The Valkyries by Paulo Coelho

I have to share some thoughts about this book, mainly because I absolutely love the cover.

Coelho is one of my favourite authors. He brings us the essential questions in life, with or without an answer. It is up to ourselves to reflect. The Valkyries is a somewhat different book. I am not able to say if it is a true story or not, although he indicates it is.
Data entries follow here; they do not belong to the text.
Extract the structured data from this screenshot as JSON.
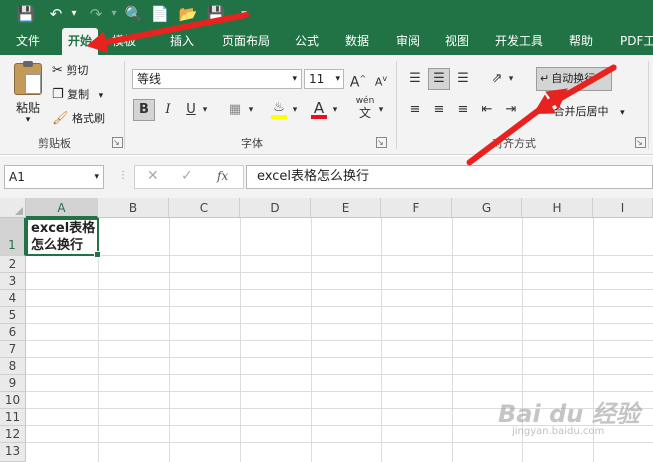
{
  "tabs": [
    "文件",
    "开始",
    "模板",
    "插入",
    "页面布局",
    "公式",
    "数据",
    "审阅",
    "视图",
    "开发工具",
    "帮助",
    "PDF工"
  ],
  "active_tab": "开始",
  "clipboard": {
    "paste_label": "粘贴",
    "cut_label": "剪切",
    "copy_label": "复制",
    "format_painter_label": "格式刷",
    "group_label": "剪贴板"
  },
  "font": {
    "font_name": "等线",
    "font_size": "11",
    "grow_label": "A",
    "shrink_label": "A",
    "bold": "B",
    "italic": "I",
    "underline": "U",
    "font_color_letter": "A",
    "phonetic_label": "wén",
    "group_label": "字体"
  },
  "alignment": {
    "wrap_text_label": "自动换行",
    "merge_center_label": "合并后居中",
    "group_label": "对齐方式"
  },
  "formula_bar": {
    "name_box": "A1",
    "fx_label": "fx",
    "content": "excel表格怎么换行"
  },
  "grid": {
    "columns": [
      "A",
      "B",
      "C",
      "D",
      "E",
      "F",
      "G",
      "H",
      "I"
    ],
    "rows": [
      "1",
      "2",
      "3",
      "4",
      "5",
      "6",
      "7",
      "8",
      "9",
      "10",
      "11",
      "12",
      "13"
    ],
    "cell_a1_line1": "excel表格",
    "cell_a1_line2": "怎么换行"
  },
  "watermark": {
    "text": "Bai du 经验",
    "sub": "jingyan.baidu.com"
  },
  "colors": {
    "excel_green": "#217346",
    "arrow_red": "#e8231f",
    "font_color_bar": "#e81123",
    "fill_color_bar": "#ffff00"
  }
}
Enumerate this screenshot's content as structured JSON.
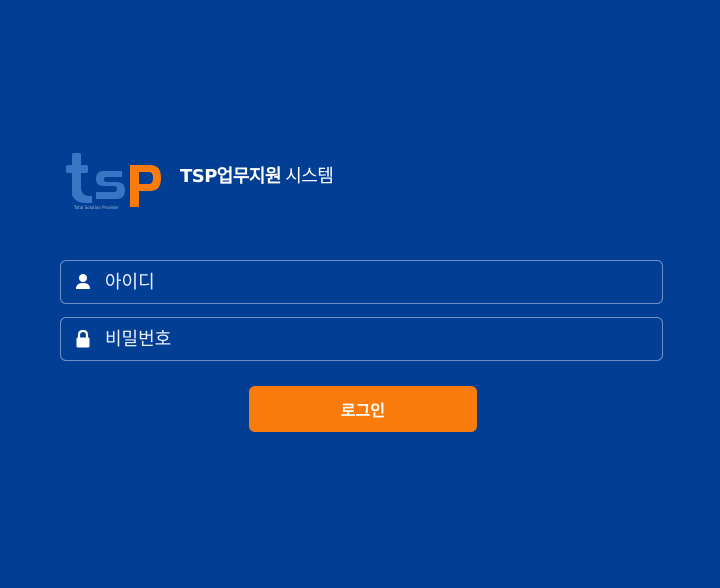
{
  "brand": {
    "logo_text": "tsp",
    "logo_subtext": "Total Solution Provider",
    "title_strong": "TSP업무지원",
    "title_light": "시스템"
  },
  "form": {
    "id_placeholder": "아이디",
    "password_placeholder": "비밀번호",
    "login_label": "로그인"
  },
  "colors": {
    "background": "#023f94",
    "button": "#f97b0c",
    "field_border": "#6f8fc6",
    "logo_blue": "#3a74c4",
    "logo_orange": "#f97b0c"
  },
  "icons": {
    "id_icon": "user-icon",
    "password_icon": "lock-icon"
  }
}
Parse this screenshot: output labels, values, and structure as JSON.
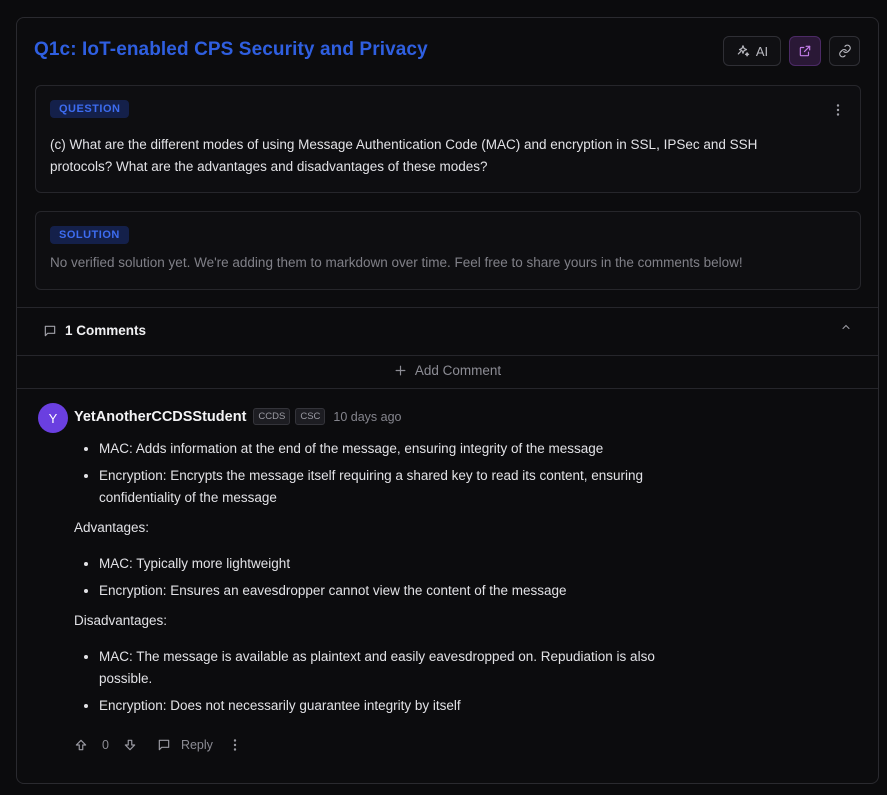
{
  "question": {
    "title": "Q1c: IoT-enabled CPS Security and Privacy",
    "tag": "QUESTION",
    "text": "(c) What are the different modes of using Message Authentication Code (MAC) and encryption in SSL, IPSec and SSH protocols? What are the advantages and disadvantages of these modes?"
  },
  "header_buttons": {
    "ai_label": "AI"
  },
  "solution": {
    "tag": "SOLUTION",
    "text": "No verified solution yet. We're adding them to markdown over time. Feel free to share yours in the comments below!"
  },
  "comments": {
    "count_label": "1 Comments",
    "add_label": "Add Comment",
    "items": [
      {
        "avatar_letter": "Y",
        "author": "YetAnotherCCDSStudent",
        "badges": [
          "CCDS",
          "CSC"
        ],
        "time": "10 days ago",
        "list1": [
          "MAC: Adds information at the end of the message, ensuring integrity of the message",
          "Encryption: Encrypts the message itself requiring a shared key to read its content, ensuring confidentiality of the message"
        ],
        "advantages_label": "Advantages:",
        "advantages": [
          "MAC: Typically more lightweight",
          "Encryption: Ensures an eavesdropper cannot view the content of the message"
        ],
        "disadvantages_label": "Disadvantages:",
        "disadvantages": [
          "MAC: The message is available as plaintext and easily eavesdropped on. Repudiation is also possible.",
          "Encryption: Does not necessarily guarantee integrity by itself"
        ],
        "votes": "0",
        "reply_label": "Reply"
      }
    ]
  },
  "colors": {
    "accent": "#2f5fe0",
    "avatar": "#6a3fe0",
    "open_button": "#c27ce8"
  },
  "icons": [
    "sparkles-icon",
    "external-link-icon",
    "link-icon",
    "more-vertical-icon",
    "comment-icon",
    "chevron-up-icon",
    "plus-icon",
    "upvote-icon",
    "downvote-icon",
    "reply-icon"
  ]
}
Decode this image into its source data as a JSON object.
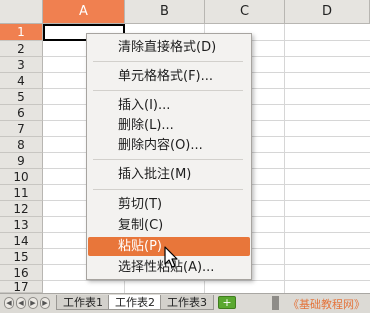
{
  "columns": [
    {
      "label": "A",
      "active": true
    },
    {
      "label": "B",
      "active": false
    },
    {
      "label": "C",
      "active": false
    },
    {
      "label": "D",
      "active": false
    }
  ],
  "rows": [
    "1",
    "2",
    "3",
    "4",
    "5",
    "6",
    "7",
    "8",
    "9",
    "10",
    "11",
    "12",
    "13",
    "14",
    "15",
    "16",
    "17"
  ],
  "context_menu": {
    "clear_direct_formatting": "清除直接格式(D)",
    "format_cells": "单元格格式(F)...",
    "insert": "插入(I)...",
    "delete": "删除(L)...",
    "delete_contents": "删除内容(O)...",
    "insert_comment": "插入批注(M)",
    "cut": "剪切(T)",
    "copy": "复制(C)",
    "paste": "粘贴(P)",
    "paste_special": "选择性粘贴(A)..."
  },
  "sheet_tabs": {
    "tab1": "工作表1",
    "tab2": "工作表2",
    "tab3": "工作表3",
    "add_tab": "+"
  },
  "watermark": "《基础教程网》",
  "colors": {
    "accent": "#e8763a",
    "header_active": "#f08050",
    "add_tab": "#5aa830"
  }
}
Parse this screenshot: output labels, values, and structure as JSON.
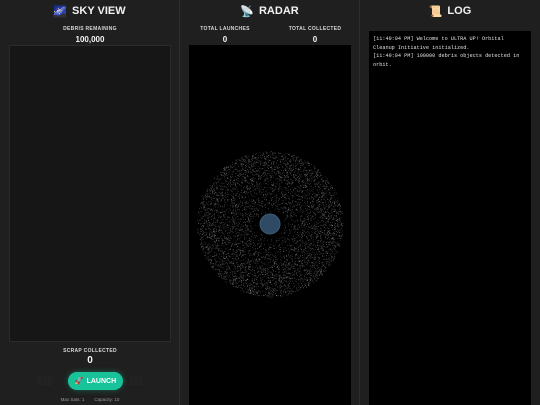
{
  "sky": {
    "title": "SKY VIEW",
    "title_icon": "galaxy-icon",
    "debris_label": "DEBRIS REMAINING",
    "debris_value": "100,000",
    "scrap_label": "SCRAP COLLECTED",
    "scrap_value": "0",
    "launch_label": "LAUNCH",
    "launch_icon": "rocket-icon",
    "max_sats": "Max Sats: 1",
    "capacity": "Capacity: 10",
    "accent_color": "#19c39a"
  },
  "radar": {
    "title": "RADAR",
    "title_icon": "satellite-dish-icon",
    "launches_label": "TOTAL LAUNCHES",
    "launches_value": "0",
    "collected_label": "TOTAL COLLECTED",
    "collected_value": "0",
    "planet_color": "#2f4a64",
    "debris_color": "#9a9a9a"
  },
  "log": {
    "title": "LOG",
    "title_icon": "scroll-icon",
    "entries": [
      "[11:49:04 PM] Welcome to ULTRA UP! Orbital Cleanup Initiative initialized.",
      "[11:49:04 PM] 100000 debris objects detected in orbit."
    ]
  }
}
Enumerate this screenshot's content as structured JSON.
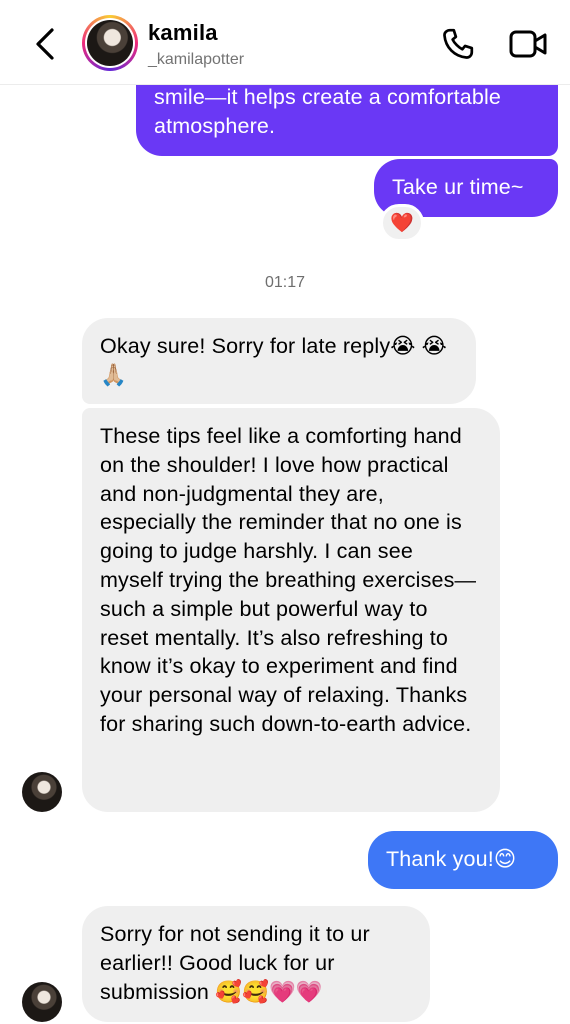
{
  "header": {
    "title": "kamila",
    "subtitle": "_kamilapotter",
    "icons": {
      "back": "chevron-left-icon",
      "call": "phone-icon",
      "video": "video-camera-icon"
    }
  },
  "messages": [
    {
      "direction": "outgoing",
      "text": "smile—it helps create a comfortable atmosphere."
    },
    {
      "direction": "outgoing",
      "text": "Take ur time~",
      "reaction": "❤️"
    },
    {
      "type": "timestamp",
      "text": "01:17"
    },
    {
      "direction": "incoming",
      "text": "Okay sure! Sorry for late reply😭 😭🙏🏼"
    },
    {
      "direction": "incoming",
      "text": "These tips feel like a comforting hand on the shoulder! I love how practical and non-judgmental they are, especially the reminder that no one is going to judge harshly. I can see myself trying the breathing exercises—such a simple but powerful way to reset mentally. It’s also refreshing to know it’s okay to experiment and find your personal way of relaxing. Thanks for sharing such down-to-earth advice."
    },
    {
      "direction": "outgoing",
      "text": "Thank you!😊"
    },
    {
      "direction": "incoming",
      "text": "Sorry for not sending it to ur earlier!! Good luck for ur submission 🥰🥰💗💗"
    }
  ],
  "colors": {
    "outgoing_purple": "#6a38f5",
    "outgoing_blue": "#3e77f6",
    "incoming": "#efefef"
  }
}
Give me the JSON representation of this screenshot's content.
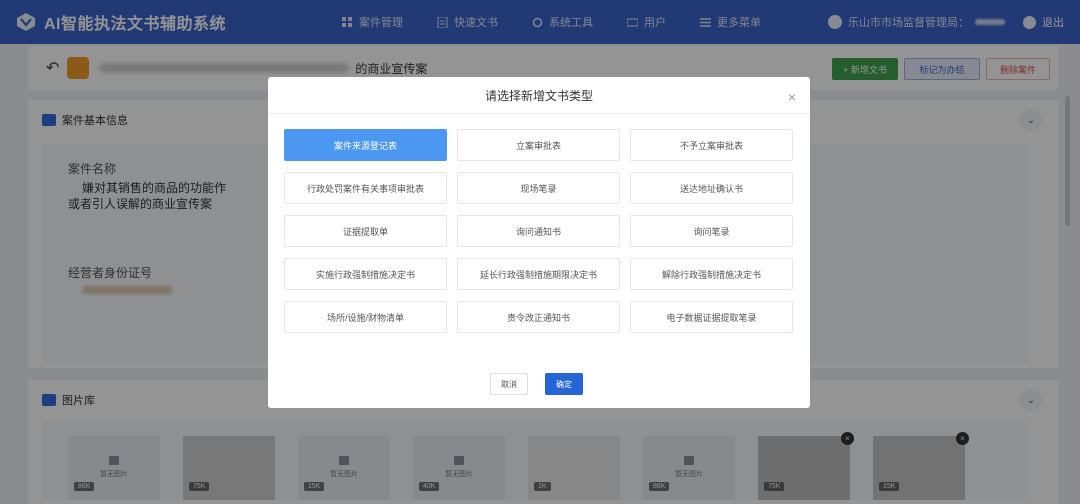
{
  "app": {
    "title": "AI智能执法文书辅助系统"
  },
  "nav": [
    {
      "label": "案件管理",
      "icon": "grid-icon"
    },
    {
      "label": "快速文书",
      "icon": "document-icon"
    },
    {
      "label": "系统工具",
      "icon": "tools-icon"
    },
    {
      "label": "用户",
      "icon": "user-icon"
    },
    {
      "label": "更多菜单",
      "icon": "menu-icon"
    }
  ],
  "user": {
    "org": "乐山市市场监督管理局：",
    "logout": "退出"
  },
  "case": {
    "title_suffix": "的商业宣传案"
  },
  "actions": {
    "new_doc": "+ 新增文书",
    "mark_done": "标记为办结",
    "delete_case": "删除案件"
  },
  "info_panel": {
    "title": "案件基本信息",
    "case_name_label": "案件名称",
    "case_name_value_line1": "嫌对其销售的商品的功能作",
    "case_name_value_line2": "或者引人误解的商业宣传案",
    "id_label": "经营者身份证号"
  },
  "gallery_panel": {
    "title": "图片库",
    "placeholder": "暂无图片",
    "thumbs": [
      {
        "type": "placeholder",
        "size": "86K"
      },
      {
        "type": "image",
        "size": "75K"
      },
      {
        "type": "placeholder",
        "size": "15K"
      },
      {
        "type": "placeholder",
        "size": "40K"
      },
      {
        "type": "image",
        "size": "1K"
      },
      {
        "type": "placeholder",
        "size": "86K"
      },
      {
        "type": "image",
        "size": "75K"
      },
      {
        "type": "image",
        "size": "15K"
      }
    ]
  },
  "modal": {
    "title": "请选择新增文书类型",
    "types": [
      "案件来源登记表",
      "立案审批表",
      "不予立案审批表",
      "行政处罚案件有关事项审批表",
      "现场笔录",
      "送达地址确认书",
      "证据提取单",
      "询问通知书",
      "询问笔录",
      "实施行政强制措施决定书",
      "延长行政强制措施期限决定书",
      "解除行政强制措施决定书",
      "场所/设施/财物清单",
      "责令改正通知书",
      "电子数据证据提取笔录"
    ],
    "selected_index": 0,
    "cancel": "取消",
    "ok": "确定"
  },
  "colors": {
    "header": "#3a63c9",
    "primary": "#2565d6",
    "selected": "#4c97f2",
    "success": "#3fa34d"
  }
}
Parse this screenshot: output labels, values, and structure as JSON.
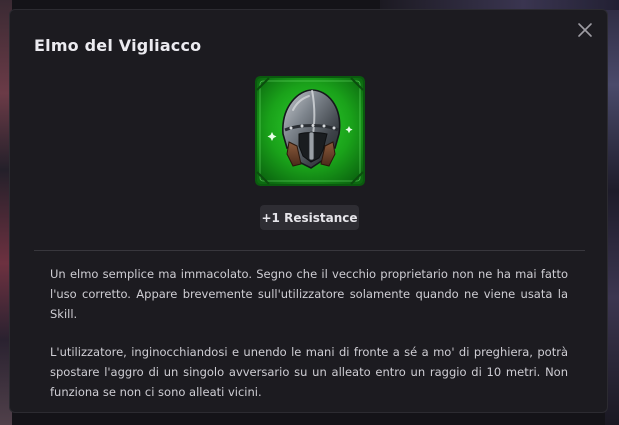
{
  "item": {
    "name": "Elmo del Vigliacco",
    "stat_badge": "+1 Resistance",
    "icon": "knight-helmet-icon",
    "icon_background": "#1fa81f",
    "description": [
      "Un elmo semplice ma immacolato. Segno che il vecchio proprietario non ne ha mai fatto l'uso corretto. Appare brevemente sull'utilizzatore solamente quando ne viene usata la Skill.",
      "L'utilizzatore, inginocchiandosi e unendo le mani di fronte a sé a mo' di preghiera, potrà spostare l'aggro di un singolo avversario su un alleato entro un raggio di 10 metri. Non funziona se non ci sono alleati vicini."
    ]
  },
  "controls": {
    "close_icon": "close-icon"
  },
  "colors": {
    "modal_background": "#1c1b20",
    "badge_background": "#2e2d33",
    "text": "#cfced4"
  }
}
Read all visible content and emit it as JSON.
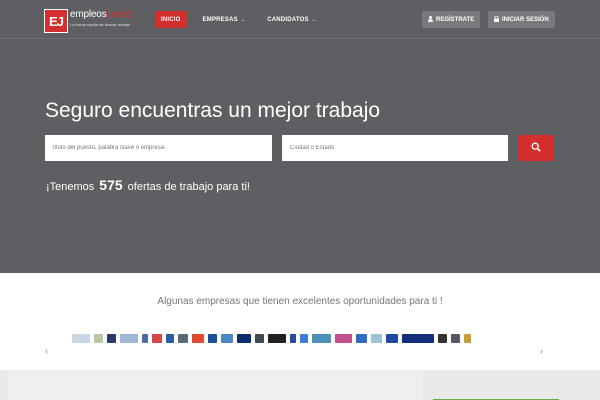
{
  "logo": {
    "mark": "EJ",
    "name_a": "empleos",
    "name_b": "juarez",
    "tagline": "La forma rápida de buscar trabajo"
  },
  "nav": {
    "items": [
      {
        "label": "INICIO",
        "active": true,
        "dropdown": false
      },
      {
        "label": "EMPRESAS",
        "active": false,
        "dropdown": true
      },
      {
        "label": "CANDIDATOS",
        "active": false,
        "dropdown": true
      }
    ],
    "register": "REGÍSTRATE",
    "login": "INICIAR SESIÓN"
  },
  "hero": {
    "headline": "Seguro encuentras un mejor trabajo",
    "search_placeholder": "titulo del puesto, palabra clave o empresa",
    "location_placeholder": "Ciudad o Estado",
    "offers_prefix": "¡Tenemos",
    "offers_count": "575",
    "offers_suffix": "ofertas de trabajo para ti!"
  },
  "companies": {
    "title": "Algunas empresas que tienen excelentes oportunidades para ti !",
    "logos": [
      "logo-1",
      "logo-2",
      "logo-3",
      "logo-4",
      "logo-5",
      "logo-6",
      "logo-7",
      "logo-8",
      "logo-9",
      "logo-10",
      "logo-11",
      "logo-12",
      "logo-13",
      "logo-14",
      "logo-15",
      "logo-16",
      "logo-17",
      "logo-18",
      "logo-19",
      "logo-20",
      "logo-21",
      "logo-22",
      "logo-23",
      "logo-24",
      "logo-25"
    ]
  },
  "colors": {
    "accent": "#d32f2f",
    "hero_bg": "#5d5f62",
    "green": "#6ab04c"
  }
}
Maybe, this is his intention? The couple in the book are called Paulo and Chris, man and wife, who travel to the Mojave desert to try to find their guardian angels. It is a search inside oneself, as well as a search for nature, life and all its mysteries. 

In the desert they encounter the Valkyries, a group of women traversing the desert on motorcycles, spreading the word of angels. They help the couple to open their eyes to what they do not hear and see. 

As usual with Coelho it is a magic, mythical story, taking us through imagination and letting us be inspired by his thoughts. What is the real world? What is not? Or, maybe he just wants to say that both worlds are here. In the end the couple, and specifically Paulo, realises that they have to forgive their past to be able to live in the future. I found more myth and imagination in this story than in some of his other novels.

Coelho's 'Master' "J", who recommended the trip, shows him a poem by Wilde saying: "we destroy what we love". I looked it up and found it in his poem The Ballad of Reading Gaol. It is quoted by the cover above.